Quando si parla di casatiello napoletano, la prima reazione di molti è sempre la stessa: non si tocca. È uno di quei piatti simbolo della cucina partenopea, legato alla Pasqua, alla famiglia e alle tavole imbandite delle feste.
Per questo, quando ho scoperto la versione proposta dallo chef Peppe Guida, ho pensato che sarebbe stata una rivisitazione troppo distante dalla tradizione. In realtà il suo approccio è molto diverso da quello di molte reinterpretazioni moderne.
Guida parte dalla ricetta classica napoletana, ma lavora soprattutto sull’impasto e sulla tecnica di lavorazione per ottenere un risultato più soffice e armonioso, senza cambiare i sapori che rendono il casatiello uno dei rustici più amati della cucina campana e il più gettonato degli antipasti pasquali.
Il risultato è un lievitato ricco, profumato e pieno di carattere, ma più equilibrato nella consistenza.
Ingredienti
Per l’impasto
- 600 g di farina 00
- 350 ml di acqua
- 10 g di lievito di birra fresco
- 100 g di strutto
- 10 g di sale
- pepe nero macinato
Per il ripieno
- 150 g di salame napoletano
- 150 g di pecorino stagionato
- 100 g di provolone
- 4 uova
- pepe nero
Preparazione
- Sciogliere il lievito nell’acqua leggermente tiepida.
- Versare la farina in una ciotola capiente o nella planetaria e iniziare a impastare aggiungendo l’acqua con il lievito.
- Unire lo strutto poco alla volta e continuare a lavorare l’impasto fino a ottenere una consistenza morbida ed elastica.
- Aggiungere sale e pepe e impastare ancora per qualche minuto.

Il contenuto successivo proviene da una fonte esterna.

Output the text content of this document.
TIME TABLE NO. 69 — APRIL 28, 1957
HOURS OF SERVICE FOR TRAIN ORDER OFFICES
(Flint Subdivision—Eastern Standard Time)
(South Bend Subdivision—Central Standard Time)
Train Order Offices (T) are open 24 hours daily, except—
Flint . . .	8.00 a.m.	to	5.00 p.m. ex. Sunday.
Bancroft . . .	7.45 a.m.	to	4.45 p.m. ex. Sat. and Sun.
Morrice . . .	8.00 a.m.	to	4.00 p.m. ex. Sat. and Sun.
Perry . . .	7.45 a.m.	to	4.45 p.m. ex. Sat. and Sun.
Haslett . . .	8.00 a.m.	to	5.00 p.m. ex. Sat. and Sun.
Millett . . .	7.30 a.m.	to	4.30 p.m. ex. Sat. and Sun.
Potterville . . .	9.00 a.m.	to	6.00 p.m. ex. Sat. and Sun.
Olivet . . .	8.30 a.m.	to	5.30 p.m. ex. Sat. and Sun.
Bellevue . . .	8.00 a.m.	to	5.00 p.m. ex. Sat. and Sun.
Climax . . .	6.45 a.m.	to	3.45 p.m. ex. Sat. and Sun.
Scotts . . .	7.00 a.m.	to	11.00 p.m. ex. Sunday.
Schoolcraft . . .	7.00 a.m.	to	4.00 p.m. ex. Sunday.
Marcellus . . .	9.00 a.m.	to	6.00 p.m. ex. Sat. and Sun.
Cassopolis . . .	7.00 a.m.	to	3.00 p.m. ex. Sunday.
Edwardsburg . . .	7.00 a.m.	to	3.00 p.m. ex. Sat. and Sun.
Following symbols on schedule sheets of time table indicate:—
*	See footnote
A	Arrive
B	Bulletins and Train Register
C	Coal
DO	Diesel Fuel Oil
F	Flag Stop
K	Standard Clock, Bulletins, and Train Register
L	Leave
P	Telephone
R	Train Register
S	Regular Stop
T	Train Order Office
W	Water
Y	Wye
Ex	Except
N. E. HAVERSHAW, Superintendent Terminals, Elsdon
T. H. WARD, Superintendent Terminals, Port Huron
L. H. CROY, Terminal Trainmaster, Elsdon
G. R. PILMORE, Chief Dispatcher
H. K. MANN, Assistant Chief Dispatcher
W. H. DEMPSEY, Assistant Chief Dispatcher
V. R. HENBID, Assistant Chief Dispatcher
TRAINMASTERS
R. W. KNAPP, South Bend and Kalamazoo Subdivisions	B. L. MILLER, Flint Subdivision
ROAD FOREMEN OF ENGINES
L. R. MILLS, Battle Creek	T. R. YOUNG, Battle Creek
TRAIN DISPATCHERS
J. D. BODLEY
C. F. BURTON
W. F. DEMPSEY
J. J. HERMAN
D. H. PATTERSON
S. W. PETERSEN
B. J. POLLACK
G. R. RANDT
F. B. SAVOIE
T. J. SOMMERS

- Coprire e lasciare lievitare fino al raddoppio del volume.
- Nel frattempo preparare il ripieno tagliando a cubetti salame, pecorino e provolone.
- Stendere l’impasto su un piano di lavoro formando un rettangolo.
- Distribuire sopra salumi e formaggi in modo uniforme.
- Arrotolare l’impasto formando un lungo cilindro.
- Sistemarlo in uno stampo a ciambella precedentemente unto.
- Inserire le uova crude con il guscio sulla superficie del casatiello e bloccarle con due strisce di impasto incrociate.
- Lasciare lievitare ancora per circa un’ora.
- Cuocere in forno statico a 180°C per circa 50 minuti, finché il casatiello diventa dorato e profumato.
Il segreto dello chef
Secondo Peppe Guida il segreto sta soprattutto nella lavorazione dell’impasto e nei tempi di lievitazione. Un impasto ben lavorato rende il casatiello più soffice e permette ai profumi di salumi e formaggi di distribuirsi in modo uniforme.
È una ricetta che dimostra come la tradizione non debba necessariamente restare immobile: basta rispettarne l’anima per ottenere un risultato capace di raccontare la stessa storia con una tecnica più precisa.